Perhaps the feeling against Claude might have been passive rather than active if it had not been for Orry Quinn. Orry was the third of Pete Quinn’s shiftless sons and he had been employed as a farm hand by Henry Rankins until a week before Claude came along. Henry had fired Orry for general reasons of incompetence and, specifically, for having wandered off one evening to see his girl, leaving the cows in the shed restless and in pain from not having been milked. Any other farmer would have done the same thing under the circumstances and nobody would have been perturbed about Orry’s being unemployed, a condition which had grown to be more or less chronic with him anyway, had not Orry seized the opportunity to become a self-constituted martyr to social injustice. He claimed he had performed his labors faithfully and well, only to be removed on a trumped-up charge to make room for a felon, an ex-convict and, for all anybody knew, a potential murderer. This story was accepted at face value by most of the younger and more discontented non-working citizens of the community, and even men of substance and intelligence, who normally wouldn’t have accepted Orry’s sworn oath as to the date of his birth, began to place credence in it. Green Valley was composed of a close-knit group of families and they believed in taking care of their own. Whether or not they sympathized with Orry, they found it hard to understand why Henry Rankins would have passed up an opportunity to give a native son much needed employment in favor of an outsider who happened, in addition, to be a criminal.

Finally a small delegation called at Henry’s farm to seek the answer. They found Henry in a shed cleaning eggs and placing them in cartons. Helping him was Claude Warren. Claude was a husky, clean-cut, towheaded kid not much different than dozens of others in Green Valley, excepting that his skin was pale and there was a half-apologetic look in his eyes.

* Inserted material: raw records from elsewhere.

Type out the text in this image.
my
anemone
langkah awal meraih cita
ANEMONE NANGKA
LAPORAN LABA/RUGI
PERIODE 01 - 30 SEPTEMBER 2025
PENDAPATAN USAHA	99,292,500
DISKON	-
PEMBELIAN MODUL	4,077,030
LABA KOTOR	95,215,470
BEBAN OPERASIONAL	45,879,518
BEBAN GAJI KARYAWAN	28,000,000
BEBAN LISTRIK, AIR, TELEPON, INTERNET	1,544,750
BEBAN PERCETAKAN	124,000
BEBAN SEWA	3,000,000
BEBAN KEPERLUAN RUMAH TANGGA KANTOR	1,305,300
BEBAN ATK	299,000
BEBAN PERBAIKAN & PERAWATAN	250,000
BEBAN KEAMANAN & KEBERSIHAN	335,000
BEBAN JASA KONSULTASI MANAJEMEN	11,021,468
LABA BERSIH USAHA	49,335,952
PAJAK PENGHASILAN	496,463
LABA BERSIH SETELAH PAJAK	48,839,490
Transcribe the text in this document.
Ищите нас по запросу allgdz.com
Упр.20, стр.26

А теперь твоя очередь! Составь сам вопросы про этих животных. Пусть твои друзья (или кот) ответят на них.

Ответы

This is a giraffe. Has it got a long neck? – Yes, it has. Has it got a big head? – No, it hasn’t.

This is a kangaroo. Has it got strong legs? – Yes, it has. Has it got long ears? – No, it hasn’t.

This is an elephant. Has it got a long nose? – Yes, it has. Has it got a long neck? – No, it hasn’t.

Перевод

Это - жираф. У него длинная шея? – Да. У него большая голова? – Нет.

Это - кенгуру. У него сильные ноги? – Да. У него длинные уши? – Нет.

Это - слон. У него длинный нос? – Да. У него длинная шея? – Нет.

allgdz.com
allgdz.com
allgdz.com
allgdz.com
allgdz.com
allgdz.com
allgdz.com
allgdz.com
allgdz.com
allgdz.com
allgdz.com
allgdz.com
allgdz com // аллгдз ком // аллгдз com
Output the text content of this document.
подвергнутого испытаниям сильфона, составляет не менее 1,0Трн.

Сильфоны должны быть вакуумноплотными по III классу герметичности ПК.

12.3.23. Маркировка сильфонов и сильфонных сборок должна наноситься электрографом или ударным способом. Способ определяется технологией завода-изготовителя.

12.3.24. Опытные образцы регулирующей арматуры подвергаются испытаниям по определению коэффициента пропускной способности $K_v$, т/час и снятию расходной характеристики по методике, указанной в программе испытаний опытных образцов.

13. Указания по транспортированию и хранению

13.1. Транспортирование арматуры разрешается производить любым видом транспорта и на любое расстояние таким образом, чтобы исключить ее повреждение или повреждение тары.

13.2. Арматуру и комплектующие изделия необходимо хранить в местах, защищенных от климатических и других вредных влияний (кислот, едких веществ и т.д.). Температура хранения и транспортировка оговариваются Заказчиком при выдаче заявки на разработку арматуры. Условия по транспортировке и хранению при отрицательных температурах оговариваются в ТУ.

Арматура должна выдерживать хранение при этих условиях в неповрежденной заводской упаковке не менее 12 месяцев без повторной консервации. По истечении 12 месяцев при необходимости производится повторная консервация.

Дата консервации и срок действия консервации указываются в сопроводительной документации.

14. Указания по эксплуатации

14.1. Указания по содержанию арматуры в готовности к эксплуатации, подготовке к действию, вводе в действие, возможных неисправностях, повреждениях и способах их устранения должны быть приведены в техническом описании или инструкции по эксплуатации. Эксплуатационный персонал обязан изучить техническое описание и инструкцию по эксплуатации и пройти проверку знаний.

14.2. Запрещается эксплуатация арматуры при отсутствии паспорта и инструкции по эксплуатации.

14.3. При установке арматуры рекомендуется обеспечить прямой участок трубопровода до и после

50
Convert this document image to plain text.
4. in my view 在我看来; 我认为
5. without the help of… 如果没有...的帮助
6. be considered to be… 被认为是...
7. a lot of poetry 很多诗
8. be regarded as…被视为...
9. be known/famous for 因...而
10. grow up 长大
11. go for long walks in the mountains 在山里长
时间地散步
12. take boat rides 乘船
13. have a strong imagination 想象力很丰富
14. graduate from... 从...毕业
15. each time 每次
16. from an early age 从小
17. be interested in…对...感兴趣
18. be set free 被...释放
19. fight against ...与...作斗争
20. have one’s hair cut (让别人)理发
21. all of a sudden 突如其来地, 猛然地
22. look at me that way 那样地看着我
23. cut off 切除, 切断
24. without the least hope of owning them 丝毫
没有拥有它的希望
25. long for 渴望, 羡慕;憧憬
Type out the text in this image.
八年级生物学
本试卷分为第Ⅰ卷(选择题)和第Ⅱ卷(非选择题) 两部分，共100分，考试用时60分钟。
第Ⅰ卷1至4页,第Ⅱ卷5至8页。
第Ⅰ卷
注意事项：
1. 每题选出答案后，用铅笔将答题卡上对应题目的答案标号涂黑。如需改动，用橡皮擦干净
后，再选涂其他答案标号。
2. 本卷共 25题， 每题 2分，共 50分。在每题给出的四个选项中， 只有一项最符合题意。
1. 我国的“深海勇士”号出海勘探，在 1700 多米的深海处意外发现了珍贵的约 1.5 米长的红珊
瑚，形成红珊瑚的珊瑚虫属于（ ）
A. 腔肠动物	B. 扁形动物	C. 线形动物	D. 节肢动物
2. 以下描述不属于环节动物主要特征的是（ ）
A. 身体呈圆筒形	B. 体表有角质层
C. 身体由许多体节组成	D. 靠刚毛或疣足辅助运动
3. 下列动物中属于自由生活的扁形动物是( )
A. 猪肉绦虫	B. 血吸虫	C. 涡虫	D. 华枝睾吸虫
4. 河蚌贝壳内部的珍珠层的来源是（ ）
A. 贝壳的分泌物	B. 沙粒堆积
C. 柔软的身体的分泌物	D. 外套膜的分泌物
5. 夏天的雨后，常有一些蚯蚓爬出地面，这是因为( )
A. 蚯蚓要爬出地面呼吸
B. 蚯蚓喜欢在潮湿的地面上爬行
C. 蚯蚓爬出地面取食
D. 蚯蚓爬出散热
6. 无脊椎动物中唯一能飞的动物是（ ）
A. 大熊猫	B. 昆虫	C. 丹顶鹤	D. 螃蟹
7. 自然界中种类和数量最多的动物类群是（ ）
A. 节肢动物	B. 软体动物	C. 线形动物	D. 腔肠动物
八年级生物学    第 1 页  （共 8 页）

Henry, a small old man with wrinkled, leathery skin, seemed to know why the delegation was there.

“Would you mind taking a walk, son?” he said to Claude. “I think my good friends and neighbors want to have a talk with me.”

Claude nodded, then hurried away, his head hanging as if he, too, knew the reason for the visit. Then Henry faced his friends and neighbors.

“Hello boys!” he said blandly. “How’re things? How’s crops? Been working hard? Been borrowing money from the bank? How much? Got any insurance in case you kick off and leave your families without support?” As he talked, his eyes seemed to be boring into those of each individual member of the group. “How’re you getting along with your wives?” he went on. “Any truth to the rumor that one of you slapped his old lady in front of the kids? And how about your daughters? Do you know where they are of nights and what they do?”

He paused and waited as the others shifted their feet uneasily in the dust, avoided his gaze and remained collectively silent.